Thursday, May 02, 2019

Climate Change: Ban palm kernel

Whenever we discuss climate change policy, we come up against the cow in the room: agriculture. And specifically dairy. Farmers, who have doubled cow numbers over the past two decades through intensification, claim that it is "too hard" for them to reduce emissions - or, rather, "too hard" while continuing to do exactly what they are doing now. But if we want to avoid the earth becoming uninhabitable, that is exactly what we need to do. So how do we force farmers to adopt less polluting practices and push them towards lower cow numbers? One simple move in New Zealand would be to ban the import of palm kernel.
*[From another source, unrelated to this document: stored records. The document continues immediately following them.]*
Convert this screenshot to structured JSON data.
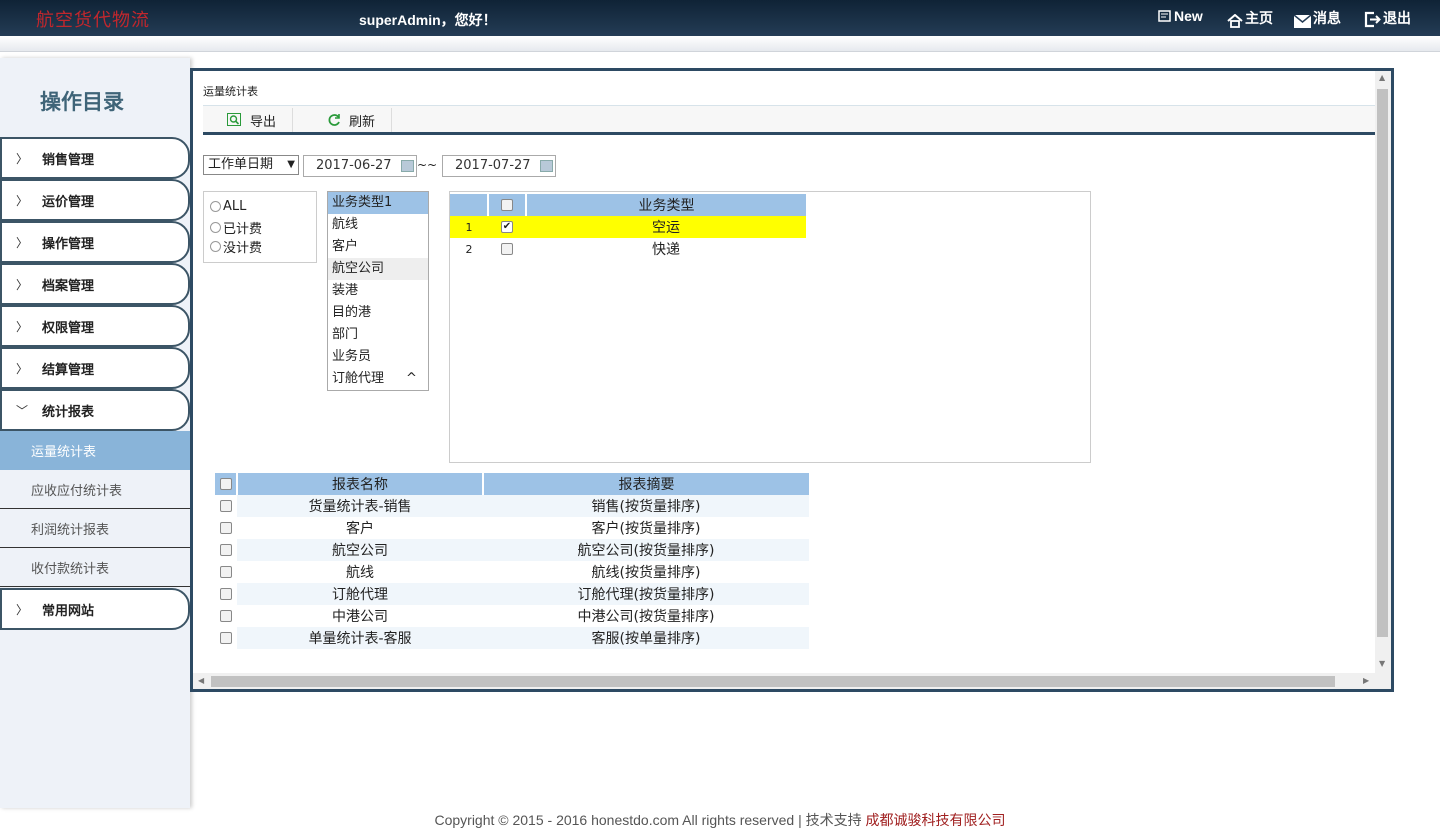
{
  "header": {
    "logo": "航空货代物流",
    "greeting": "superAdmin，您好！",
    "nav": [
      {
        "label": "New",
        "icon": "new-doc-icon"
      },
      {
        "label": "主页",
        "icon": "home-icon"
      },
      {
        "label": "消息",
        "icon": "mail-icon"
      },
      {
        "label": "退出",
        "icon": "logout-icon"
      }
    ]
  },
  "sidebar": {
    "title": "操作目录",
    "menu": [
      {
        "label": "销售管理",
        "expanded": false
      },
      {
        "label": "运价管理",
        "expanded": false
      },
      {
        "label": "操作管理",
        "expanded": false
      },
      {
        "label": "档案管理",
        "expanded": false
      },
      {
        "label": "权限管理",
        "expanded": false
      },
      {
        "label": "结算管理",
        "expanded": false
      },
      {
        "label": "统计报表",
        "expanded": true
      },
      {
        "label": "常用网站",
        "expanded": false
      }
    ],
    "submenu": [
      "运量统计表",
      "应收应付统计表",
      "利润统计报表",
      "收付款统计表"
    ],
    "active_submenu": "运量统计表"
  },
  "main": {
    "breadcrumb": "运量统计表",
    "toolbar": {
      "export_label": "导出",
      "refresh_label": "刷新"
    },
    "filter": {
      "date_field": "工作单日期",
      "date_from": "2017-06-27",
      "date_sep": "~~",
      "date_to": "2017-07-27"
    },
    "fee_options": [
      "ALL",
      "已计费",
      "没计费"
    ],
    "dimension_list": [
      "业务类型1",
      "航线",
      "客户",
      "航空公司",
      "装港",
      "目的港",
      "部门",
      "业务员",
      "订舱代理"
    ],
    "dimension_scroll_hint": "^",
    "type_grid": {
      "header": "业务类型",
      "rows": [
        {
          "no": "1",
          "name": "空运",
          "checked": true
        },
        {
          "no": "2",
          "name": "快递",
          "checked": false
        }
      ]
    },
    "report_grid": {
      "headers": [
        "报表名称",
        "报表摘要"
      ],
      "rows": [
        [
          "货量统计表-销售",
          "销售(按货量排序)"
        ],
        [
          "客户",
          "客户(按货量排序)"
        ],
        [
          "航空公司",
          "航空公司(按货量排序)"
        ],
        [
          "航线",
          "航线(按货量排序)"
        ],
        [
          "订舱代理",
          "订舱代理(按货量排序)"
        ],
        [
          "中港公司",
          "中港公司(按货量排序)"
        ],
        [
          "单量统计表-客服",
          "客服(按单量排序)"
        ]
      ]
    }
  },
  "footer": {
    "text": "Copyright © 2015 - 2016 honestdo.com All rights reserved | 技术支持 ",
    "company": "成都诚骏科技有限公司"
  }
}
Palm kernel (PKE) is used as a supplementary feed by New Zealand farmers, allowing them to feed more cows on the same land, and thus produce and pollute for longer. Its production is inherently linked to deforestation and human rights abuse, and threatens to drive Orangutans (one of our fellow hominid species) to extinction. But in addition to causing significant emissions and environmental destruction, palm kernal is a major source of emissions in its own right, being converted directly into methane by the animal.

How much methane? New Zealand imported 2.2 million tons of PKE in 2018. It is converted directly into methane at a rate of 23.4 g / kg of feed, so it produces 51.48 kT of methane. Which works out to 1.29 million tons carbon dioxide equivalent using the (lowball) ETS GWP, or 4.43 million tons carbon dioxide equivalent using the 20-year GWP (which matches our timescale for change more closely). Which is 1.6% of our annual emissions from this one source. Banning it would have a significant and immediate effect on our emissions, and a disproportionate one on warming because of the power of methane as a greenhouse gas. It would also help reverse the trend of dairy intensification (you can't overstock if you can't use supplementary feed), helping to push things in the right direction.

As for how to do it, that's the easy bit: simply declare PKE animal feed to be a prohibited import under the Customs and Excise Act 2018. This requires that the Minister "considers that the proposed prohibition is necessary in the public interest", but there is a clear public interest in reducing greenhouse gas emissions. Alternatively, amend schedule 1 of the Act to include it. 1.6% can be shaved off our emissions in a year with one simple regulation. So why doesn't the government do it?